Hyper-Temporal Signal Processing Method Based on Adaptive Variational Mode Decomposition
摘要
As a new type of remote sensing detection technology, hyper-temporal photometric detection is characterized by high accuracy and timeliness. The collected hyper-temporal photometric signals contain characteristic information such as the working status and structure of the target.
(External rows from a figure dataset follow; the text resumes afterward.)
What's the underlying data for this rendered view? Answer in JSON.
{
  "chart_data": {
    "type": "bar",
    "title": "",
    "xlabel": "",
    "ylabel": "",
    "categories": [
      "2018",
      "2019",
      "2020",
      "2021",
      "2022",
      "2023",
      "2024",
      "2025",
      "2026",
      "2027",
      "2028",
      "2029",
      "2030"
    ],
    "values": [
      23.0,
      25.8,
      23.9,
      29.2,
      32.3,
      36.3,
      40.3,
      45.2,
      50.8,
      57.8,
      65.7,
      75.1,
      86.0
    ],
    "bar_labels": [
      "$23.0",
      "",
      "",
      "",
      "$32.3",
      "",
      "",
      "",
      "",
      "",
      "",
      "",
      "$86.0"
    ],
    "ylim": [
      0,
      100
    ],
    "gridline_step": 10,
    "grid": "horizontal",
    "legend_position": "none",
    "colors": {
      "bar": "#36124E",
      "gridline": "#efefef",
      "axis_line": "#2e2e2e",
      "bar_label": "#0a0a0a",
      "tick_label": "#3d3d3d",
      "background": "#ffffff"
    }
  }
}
Aiming at the non-stationary and non-linear characteristics of hyper-temporal signals, this paper adopts Variational Mode Decomposition (VMD) for signal processing, and correlation indicators are used to filter mode components to achieve noise reduction. Aiming at the problem that the algorithm performance is seriously affected by key parameters such as the number of modes and the quadratic penalty parameter when processing non-stationary signals, an adaptive variational mode decomposition (AVMD) algorithm based on energy difference is proposed. The mutation point is identified by the second derivative of the energy difference curve to determine the number of decomposition modes, and the quadratic penalty parameter is further determined based on the principle of energy difference minimization. Verified through simulation data and measured vibration photometric signals of momentum wheels, the proposed algorithm achieves precise time-frequency feature extraction and effectively suppresses mode aliasing. The denoising results of simulated signals indicate that the Signal-to-Noise Ratio (SNR) is improved by 40.43%, while the root mean square error (RMSE) is reduced by 55.08%, providing a reliable signal processing approach for hyper-temporal photometric detection.